I’m trying to do my week in review, and what have I got? Love and TV shows?
Pfft.
Instead, I’m going to do something completely different.
I’d like to recreate for you the past 24 hours in my life:
midnight, Feb 13th. For the 8th straight hour, I’m fitzing with my website, trying to get it to work because on the 14th, I’ve volunteered to have a free ebook to read on my site. And I thought it’d be nice to update the site and make it pretty beforehand. After three weeks, I thought, hey! I know! I’ll host the front page with blogger. I got the page set up and blogger told me: No, b*tch. Yeah. I have to use the OLD blogger for that to work. Ok. Nevermind.
1 a.m. I’ve got the page back to ‘before blogger’.
1:10: youngest son wakes up. “Moooooooooooooooom.”
2:30 He goes back to sleep. His fist might have been up my nose.
3:30 I go back to sleep.
8:00 a.m. superhubby has gotten the oldest two to school and coffee on. (lurve him)
Day passes in a blur of trying to write, but instead having a melodramatic two year old gasp and swoon in my lap in absolute fits of neglect.

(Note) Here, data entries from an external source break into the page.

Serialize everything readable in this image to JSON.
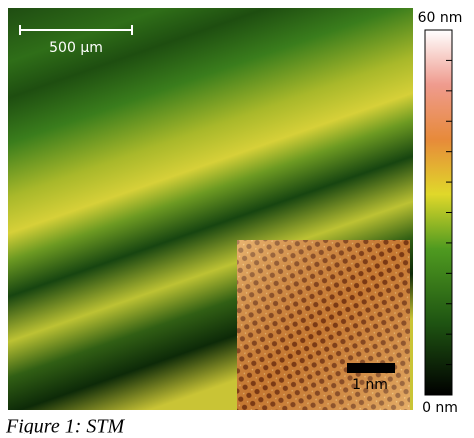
{
  "figure": {
    "scale_bar_label": "500 µm",
    "inset_scale_bar_label": "1 nm",
    "caption": "Figure 1: STM",
    "colorbar": {
      "lim": [
        0,
        60
      ],
      "ticks": [
        {
          "value": 0,
          "label": "0 nm"
        },
        {
          "value": 60,
          "label": "60 nm"
        }
      ],
      "minor_ticks": [
        5,
        10,
        15,
        20,
        25,
        30,
        35,
        40,
        45,
        50,
        55
      ]
    }
  }
}
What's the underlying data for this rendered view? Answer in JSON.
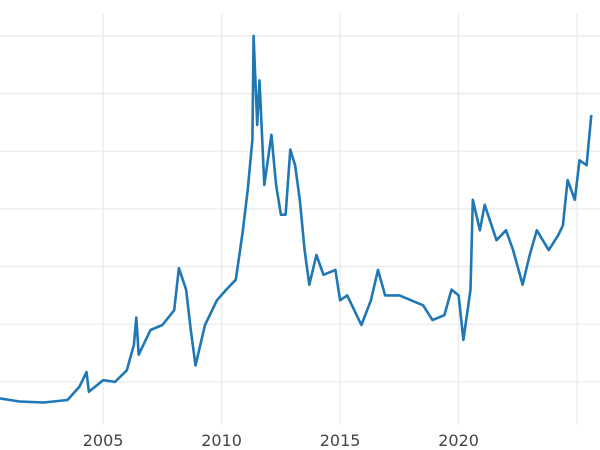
{
  "chart_data": {
    "type": "line",
    "title": "",
    "xlabel": "",
    "ylabel": "",
    "xlim": [
      2000.65,
      2025.67
    ],
    "ylim": [
      2.5,
      51
    ],
    "grid": true,
    "x_ticks": [
      2005,
      2010,
      2015,
      2020,
      2025
    ],
    "x_tick_labels": [
      "2005",
      "2010",
      "2015",
      "2020",
      ""
    ],
    "y_gridlines": [
      6.5,
      13.5,
      20.5,
      27.5,
      34.5,
      41.5,
      48.5
    ],
    "color": "#1f77b4",
    "series": [
      {
        "x": [
          2000.65,
          2001.5,
          2002.5,
          2003.5,
          2004.0,
          2004.3,
          2004.4,
          2005.0,
          2005.5,
          2006.0,
          2006.3,
          2006.4,
          2006.5,
          2007.0,
          2007.5,
          2008.0,
          2008.2,
          2008.5,
          2008.7,
          2008.9,
          2009.3,
          2009.8,
          2010.2,
          2010.6,
          2010.9,
          2011.1,
          2011.3,
          2011.35,
          2011.5,
          2011.6,
          2011.8,
          2012.1,
          2012.3,
          2012.5,
          2012.7,
          2012.9,
          2013.1,
          2013.3,
          2013.5,
          2013.7,
          2014.0,
          2014.3,
          2014.8,
          2015.0,
          2015.3,
          2015.9,
          2016.3,
          2016.6,
          2016.9,
          2017.5,
          2018.0,
          2018.5,
          2018.9,
          2019.4,
          2019.7,
          2020.0,
          2020.2,
          2020.5,
          2020.6,
          2020.9,
          2021.1,
          2021.6,
          2022.0,
          2022.3,
          2022.7,
          2023.0,
          2023.3,
          2023.8,
          2024.2,
          2024.4,
          2024.6,
          2024.9,
          2025.1,
          2025.4,
          2025.6
        ],
        "y": [
          4.5,
          4.1,
          4.0,
          4.3,
          5.9,
          7.7,
          5.3,
          6.7,
          6.5,
          7.9,
          11.0,
          14.3,
          9.8,
          12.8,
          13.4,
          15.2,
          20.3,
          17.7,
          12.8,
          8.5,
          13.4,
          16.4,
          17.7,
          18.9,
          24.9,
          29.8,
          35.9,
          48.5,
          37.7,
          43.1,
          30.4,
          36.5,
          30.4,
          26.8,
          26.8,
          34.7,
          32.8,
          28.6,
          22.5,
          18.3,
          21.9,
          19.5,
          20.1,
          16.4,
          17.0,
          13.4,
          16.4,
          20.1,
          17.0,
          17.0,
          16.4,
          15.8,
          14.0,
          14.6,
          17.7,
          17.0,
          11.6,
          17.7,
          28.6,
          24.9,
          28.0,
          23.7,
          24.9,
          22.5,
          18.3,
          21.9,
          24.9,
          22.5,
          24.3,
          25.5,
          31.0,
          28.6,
          33.4,
          32.8,
          38.9
        ]
      }
    ]
  }
}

10pm. gust of energy. (may’ve been brought on by sugar. I’m not sayin’)
1 a.m. husband gives up on waiting up
3 a.m. post final wordcount for the night
430 am. I fall asleep during what could possibly be the worst TV movie ever.
8 a.m. “bye kid” as he leaves for school
haze of a day answering email, writing for thirty seconds before the kids catch on and try to kill each other.
5 pm. ten minutes. Ten uninterrupted minutes.
510: I’m hungwy
630. writing. tv blaring. kids play wrestling. eyes at halfmast. sleepy. oh. So. Sleepy.
8pm kids in bed. sleepy. so sleepy.
9 pm. CSI
10 pm. Lword
11 pm. WIDE FREAKING AWAKE
Welcome to a writer’s life.







February 16th, 2007 at 3:35 pm
After your hint at RD, I had to come and read this… Too funny! Poor dear.. Would a hot tub full of men instead of kids help? *looks innocent*
February 16th, 2007 at 3:42 pm
Quit trying to look innocent, Diana. You’re from Texas. We know how you are.
You forgot to add *talked to my annoying friend from California three or four times because she’s my stalker*
LOL.
Ah writing. Ain’t it grand.
February 16th, 2007 at 9:17 pm
Jen, are you stalking ppl again?? I swear, y’all no controlling that girl.
Dayna I can certainly relate to being wide freaking awake late at night!
February 16th, 2007 at 11:09 pm
That sounds like absolute insanity. Fortunately my schedule is nothing like that
I cannot stay up past midnight now, because I’m up a little after 6. I usually write between 9-12am. though.
February 17th, 2007 at 2:40 am
You guys are nuts. This is one of the few times I’ll say it: THANK GOD I’M SINGLE.
February 17th, 2007 at 4:57 pm
Dayna…you are a hoot!!! I am truly laughing out loud. I feel you though on the hubby giving up on staying awake. LOL My hubby does that to me all the time.